The rush to Herberton’s tin mines was well under way by 1881, the year that the James Leffel Double turbine Water Wheel was installed at the Monarch Mine.
The turbine was fed by a water race 2.5km long, originating from a dam on Wondecla Creek.
The mine’s inexperience with North Queensland weather showed.
Reality hit with the arrival of the first dry season. The lack of water forced the mine manager to borrow a steam engine from Port Douglas.
When the wet season finally arrived the huge amount of water destroyed the dam.
A new steam engine was purchased and the Leffel turbine lay forgotten.
The majority of mines around Herberton were small and the miners didn’t have the funds to purchase such expensive machinery.
Instead, they became ingenious at using whatever they had to hand.
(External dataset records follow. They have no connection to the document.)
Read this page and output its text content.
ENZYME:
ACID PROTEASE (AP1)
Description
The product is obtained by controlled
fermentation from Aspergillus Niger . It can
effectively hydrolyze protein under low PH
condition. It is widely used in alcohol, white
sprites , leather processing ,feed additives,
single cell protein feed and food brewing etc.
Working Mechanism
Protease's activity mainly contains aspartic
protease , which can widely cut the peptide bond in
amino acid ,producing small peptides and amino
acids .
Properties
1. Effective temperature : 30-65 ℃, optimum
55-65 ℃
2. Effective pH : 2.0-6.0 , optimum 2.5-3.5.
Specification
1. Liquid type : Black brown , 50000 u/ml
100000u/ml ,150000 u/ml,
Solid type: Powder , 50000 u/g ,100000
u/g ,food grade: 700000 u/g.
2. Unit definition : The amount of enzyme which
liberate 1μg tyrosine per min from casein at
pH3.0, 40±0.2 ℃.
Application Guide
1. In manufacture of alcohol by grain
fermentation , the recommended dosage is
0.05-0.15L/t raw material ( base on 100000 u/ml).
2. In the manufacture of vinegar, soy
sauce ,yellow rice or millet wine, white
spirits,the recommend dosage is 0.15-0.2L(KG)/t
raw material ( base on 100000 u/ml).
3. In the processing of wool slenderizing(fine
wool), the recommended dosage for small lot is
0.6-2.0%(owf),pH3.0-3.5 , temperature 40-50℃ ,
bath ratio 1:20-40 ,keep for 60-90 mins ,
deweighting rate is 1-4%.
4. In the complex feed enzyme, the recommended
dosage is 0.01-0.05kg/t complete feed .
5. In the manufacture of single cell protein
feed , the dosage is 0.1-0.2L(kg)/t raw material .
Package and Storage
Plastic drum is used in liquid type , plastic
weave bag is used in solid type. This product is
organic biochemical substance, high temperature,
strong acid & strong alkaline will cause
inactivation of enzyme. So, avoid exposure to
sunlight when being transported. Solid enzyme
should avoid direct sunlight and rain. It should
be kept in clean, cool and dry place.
The water wheel displayed at the Herberton Mining Centre is constructed from steel fence pickets and 44 gallon drums.
Although relatively modern, it is a great example of how the miners could use their abundance of skills and experience to compensate for their lack of finances.
It was built by Eddie Burston in the 1980’s. It was planned to run an electrical generator on the Millstream near Ravenshoe.
The Leffel turbine displayed at the Herberton Mining Centre has a fascinating history filled with great achievements and bitter disappointment.
The owners of the Monarch Mine even ran a scam when they floated the mine on the Australian Stock Exchange.
Thousands of pounds worth of heavy machinery purchased for the Monarch Mine mysteriously disappeared, and then reappeared at Mt. Wells Mine in the Northern Territory.